King Abdullah University of Science and Technology (KAUST), Computational Bioscience Research Center, Thuwal, 23955-6900, Saudi Arabia.
Sci Rep. 2017 Jun 20;7(1):3898. doi: 10.1038/s41598-017-04281-9.
Classification problems from different domains vary in complexity, size, and imbalance of the number of samples from different classes. Although several classification models have been proposed, selecting the right model and parameters for a given classification task to achieve good performance is not trivial. Therefore, there is a constant interest in developing novel robust and efficient models suitable for a great variety of data. Here, we propose OmniGA, a framework for the optimization of omnivariate decision trees based on a parallel genetic algorithm, coupled with deep learning structure and ensemble learning methods. The performance of the OmniGA framework is evaluated on 12 different datasets taken mainly from biomedical problems and compared with the results obtained by several robust and commonly used machine-learning models with optimized parameters. The results show that OmniGA systematically outperformed these models for all the considered datasets, reducing the F score error in the range from 100% to 2.25%, compared to the best performing model. This demonstrates that OmniGA produces robust models with improved performance. OmniGA code and datasets are available at www.cbrc.kaust.edu.sa/omniga/.

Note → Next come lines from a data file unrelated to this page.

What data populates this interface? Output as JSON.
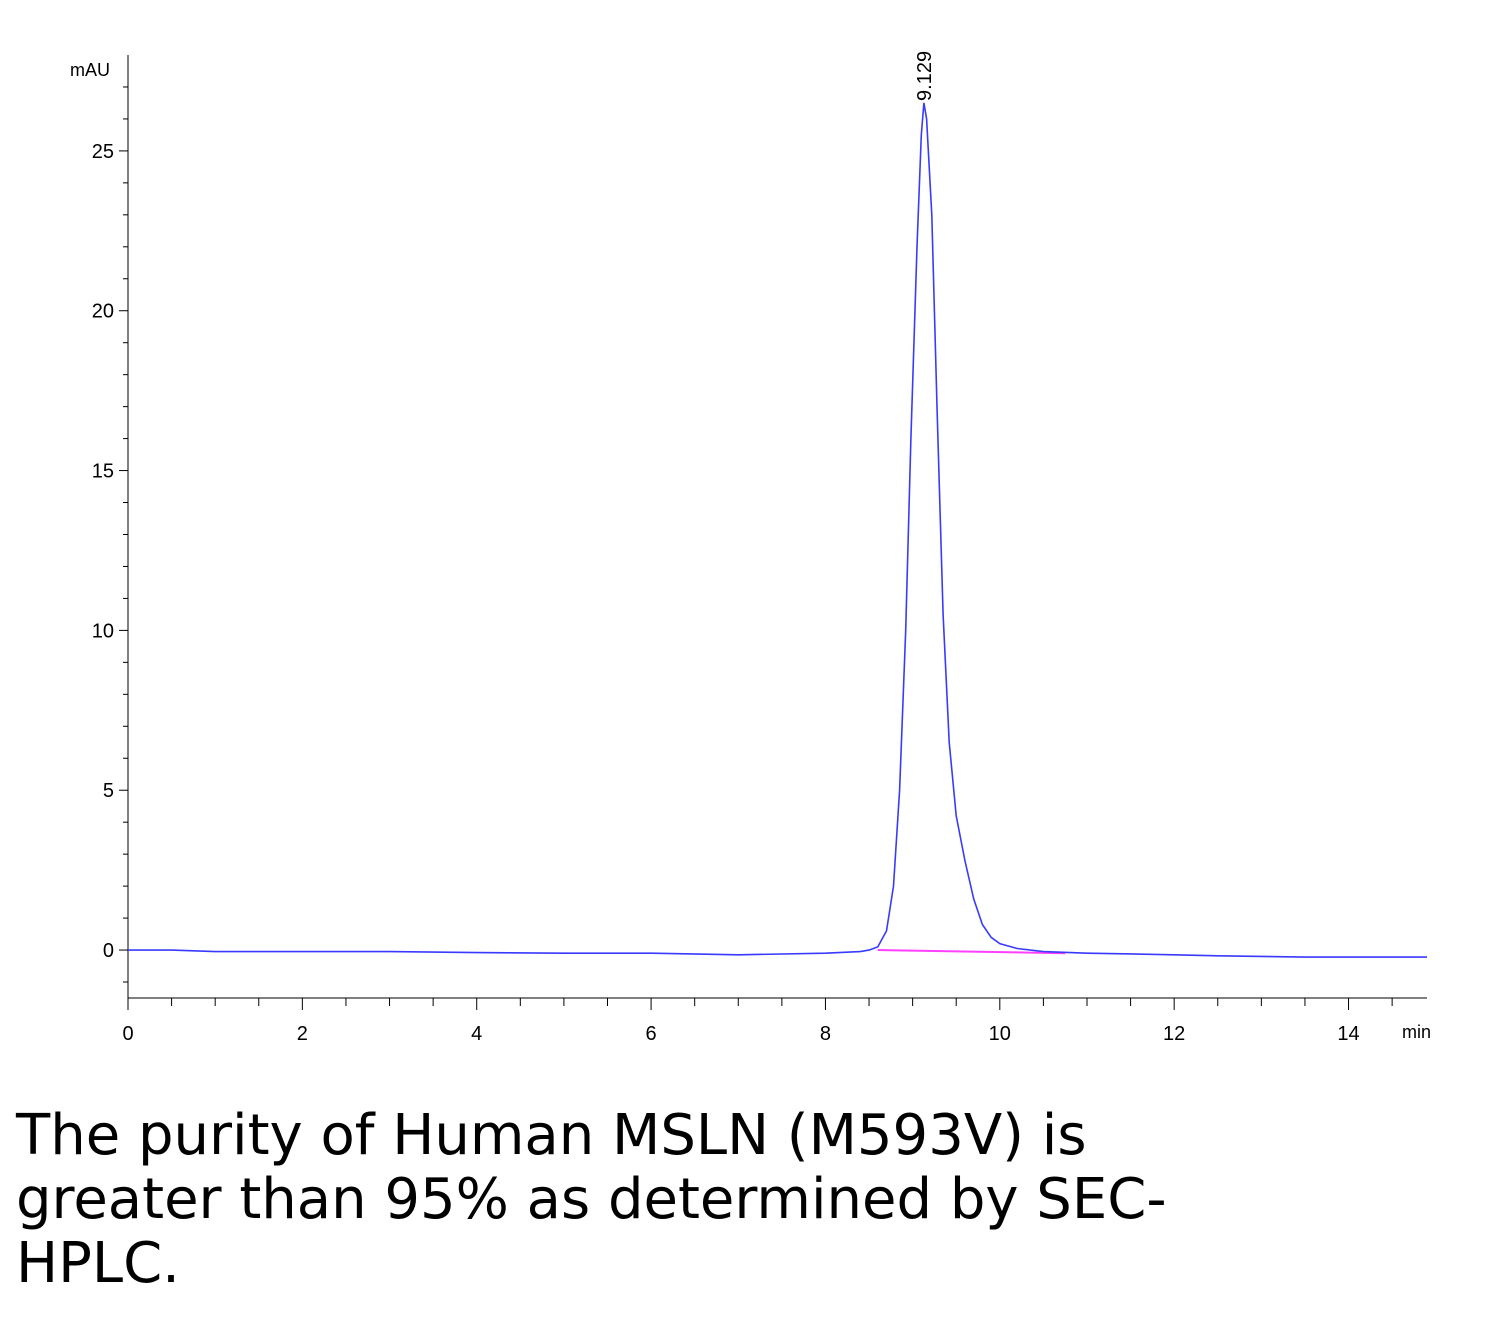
{
  "chart_data": {
    "type": "line",
    "ylabel": "mAU",
    "xlabel": "min",
    "xlim": [
      0,
      14.9
    ],
    "ylim": [
      -1.5,
      28
    ],
    "x_ticks": [
      0,
      2,
      4,
      6,
      8,
      10,
      12,
      14
    ],
    "y_ticks": [
      0,
      5,
      10,
      15,
      20,
      25
    ],
    "peak_label": "9.129",
    "colors": {
      "signal": "#3a3aff",
      "baseline": "#ff40ff",
      "axis": "#000000"
    },
    "series": [
      {
        "x": [
          0,
          0.5,
          1.0,
          1.5,
          2.0,
          3.0,
          4.0,
          5.0,
          6.0,
          7.0,
          8.0,
          8.4,
          8.5,
          8.6,
          8.7,
          8.78,
          8.85,
          8.92,
          8.98,
          9.05,
          9.1,
          9.129,
          9.16,
          9.22,
          9.28,
          9.35,
          9.42,
          9.5,
          9.6,
          9.7,
          9.8,
          9.9,
          10.0,
          10.2,
          10.5,
          11.0,
          11.5,
          12.0,
          12.5,
          13.0,
          13.5,
          14.0,
          14.5,
          14.9
        ],
        "y": [
          0.0,
          0.0,
          -0.05,
          -0.05,
          -0.05,
          -0.05,
          -0.08,
          -0.1,
          -0.1,
          -0.15,
          -0.1,
          -0.05,
          0.0,
          0.1,
          0.6,
          2.0,
          5.0,
          10.0,
          16.0,
          22.0,
          25.5,
          26.5,
          26.0,
          23.0,
          17.0,
          10.5,
          6.5,
          4.2,
          2.8,
          1.6,
          0.8,
          0.4,
          0.2,
          0.05,
          -0.05,
          -0.1,
          -0.12,
          -0.15,
          -0.18,
          -0.2,
          -0.22,
          -0.22,
          -0.22,
          -0.22
        ]
      }
    ]
  },
  "caption": "The purity of Human MSLN (M593V) is greater than 95% as determined by SEC-HPLC."
}
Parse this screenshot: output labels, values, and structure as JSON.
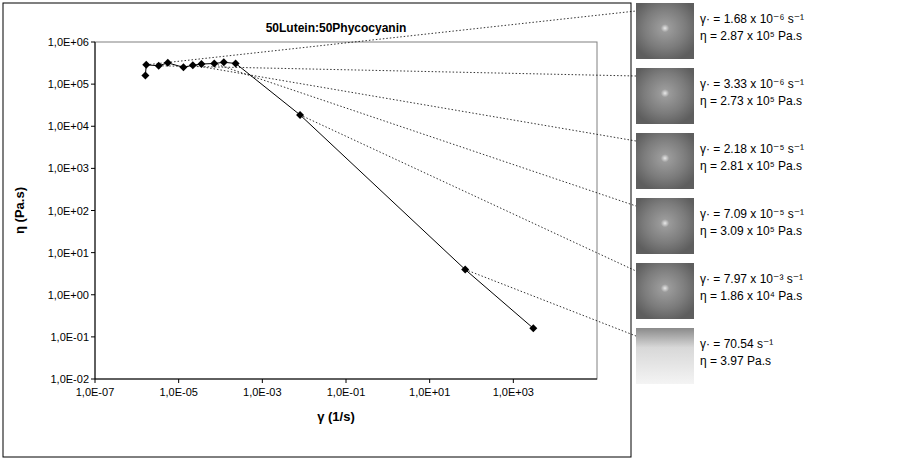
{
  "chart_data": {
    "type": "line",
    "title": "50Lutein:50Phycocyanin",
    "x_label": "γ (1/s)",
    "y_label": "η (Pa.s)",
    "log": true,
    "grid": false,
    "marker": "diamond",
    "line_style": "solid",
    "color": "#000000",
    "xlim": [
      1e-07,
      100000.0
    ],
    "ylim": [
      0.01,
      1000000
    ],
    "xticks": [
      {
        "value": 1e-07,
        "label": "1,0E-07"
      },
      {
        "value": 1e-05,
        "label": "1,0E-05"
      },
      {
        "value": 0.001,
        "label": "1,0E-03"
      },
      {
        "value": 0.1,
        "label": "1,0E-01"
      },
      {
        "value": 10,
        "label": "1,0E+01"
      },
      {
        "value": 1000,
        "label": "1,0E+03"
      }
    ],
    "yticks": [
      {
        "value": 0.01,
        "label": "1,0E-02"
      },
      {
        "value": 0.1,
        "label": "1,0E-01"
      },
      {
        "value": 1,
        "label": "1,0E+00"
      },
      {
        "value": 10,
        "label": "1,0E+01"
      },
      {
        "value": 100,
        "label": "1,0E+02"
      },
      {
        "value": 1000,
        "label": "1,0E+03"
      },
      {
        "value": 10000,
        "label": "1,0E+04"
      },
      {
        "value": 100000,
        "label": "1,0E+05"
      },
      {
        "value": 1000000,
        "label": "1,0E+06"
      }
    ],
    "x": [
      1.6e-06,
      1.68e-06,
      3.33e-06,
      5.5e-06,
      1.3e-05,
      2.18e-05,
      3.5e-05,
      7.09e-05,
      0.00012,
      0.00023,
      0.00797,
      70.54,
      3000
    ],
    "values": [
      160000,
      287000,
      273000,
      320000,
      250000,
      281000,
      300000,
      309000,
      330000,
      310000,
      18600,
      3.97,
      0.16
    ],
    "annotations": [
      {
        "lines": [
          "γ· = 1.68 x 10⁻⁶ s⁻¹",
          "η = 2.87 x 10⁵ Pa.s"
        ],
        "x": 1.68e-06,
        "y": 287000
      },
      {
        "lines": [
          "γ· = 3.33 x 10⁻⁶ s⁻¹",
          "η = 2.73 x 10⁵ Pa.s"
        ],
        "x": 3.33e-06,
        "y": 273000
      },
      {
        "lines": [
          "γ· = 2.18 x 10⁻⁵ s⁻¹",
          "η = 2.81 x 10⁵ Pa.s"
        ],
        "x": 2.18e-05,
        "y": 281000
      },
      {
        "lines": [
          "γ· = 7.09 x 10⁻⁵ s⁻¹",
          "η = 3.09 x 10⁵ Pa.s"
        ],
        "x": 7.09e-05,
        "y": 309000
      },
      {
        "lines": [
          "γ· = 7.97 x 10⁻³ s⁻¹",
          "η = 1.86 x 10⁴ Pa.s"
        ],
        "x": 0.00797,
        "y": 18600
      },
      {
        "lines": [
          "γ· = 70.54 s⁻¹",
          "η = 3.97 Pa.s"
        ],
        "x": 70.54,
        "y": 3.97
      }
    ]
  }
}
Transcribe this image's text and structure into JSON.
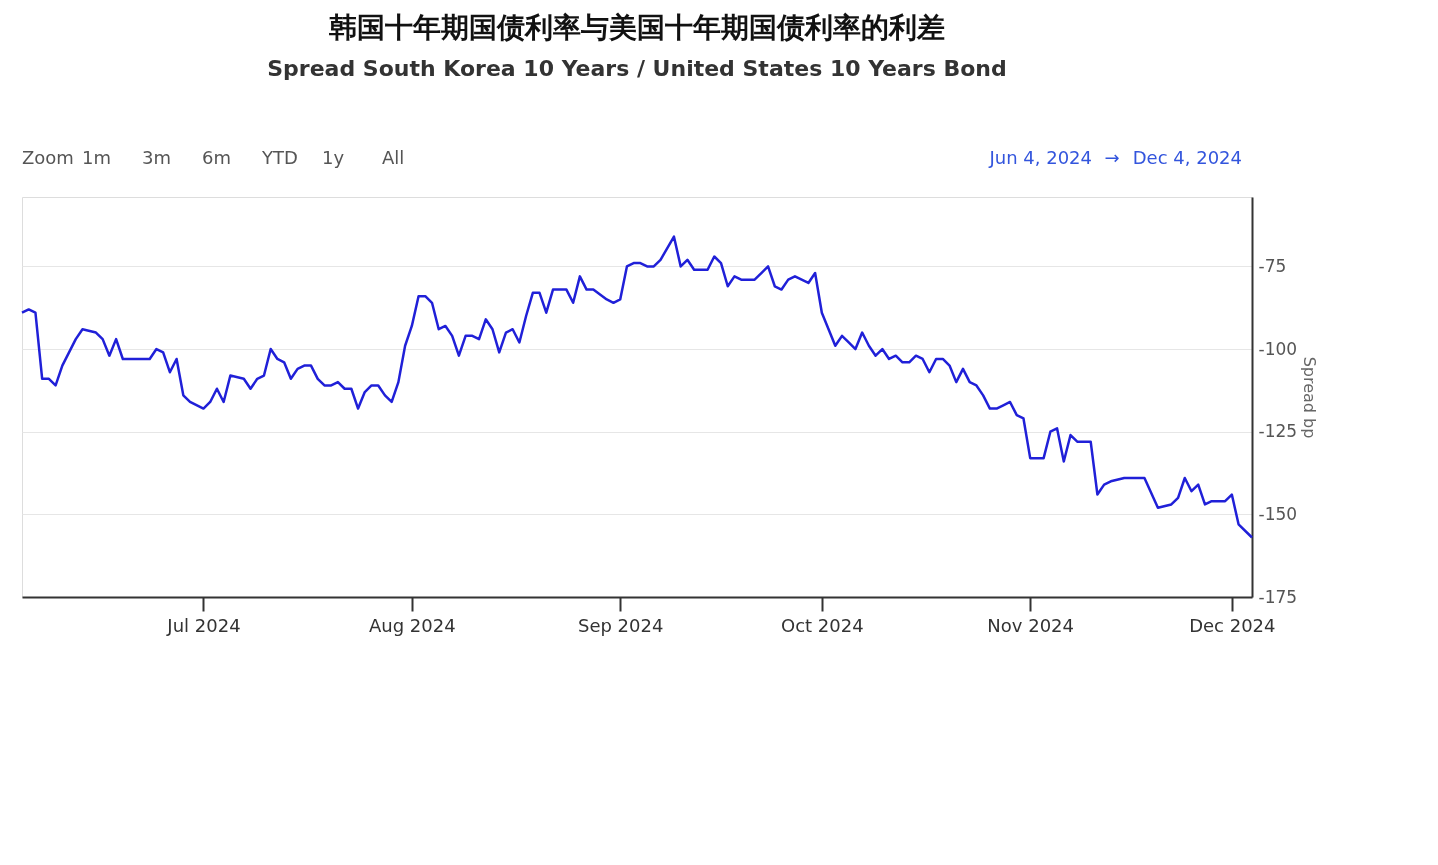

不同领域的分类问题在复杂性、规模和不同类别样本数量的不平衡性方面存在差异。尽管已经提出了几种分类模型,但为给定的分类任务选择正确的模型和参数以实现良好的性能并非易事。因此,人们一直有兴趣开发适用于各种数据的新型强大且高效的模型。在这里,我们提出了 OmniGA,这是一种基于并行遗传算法优化单变量决策树的框架,结合了深度学习结构和集成学习方法。我们在 12 个不同的数据集上评估了 OmniGA 框架的性能,这些数据集主要来自生物医学问题,并将结果与经过优化参数的几个稳健且常用的机器学习模型进行了比较。结果表明,对于所有考虑的数据集,OmniGA 系统地优于这些模型,与表现最好的模型相比,F 分数误差降低了 100%到 2.25%。这表明 OmniGA 生成了具有改进性能的稳健模型。OmniGA 的代码和数据集可在 www.cbrc.kaust.edu.sa/omniga/ 上获取。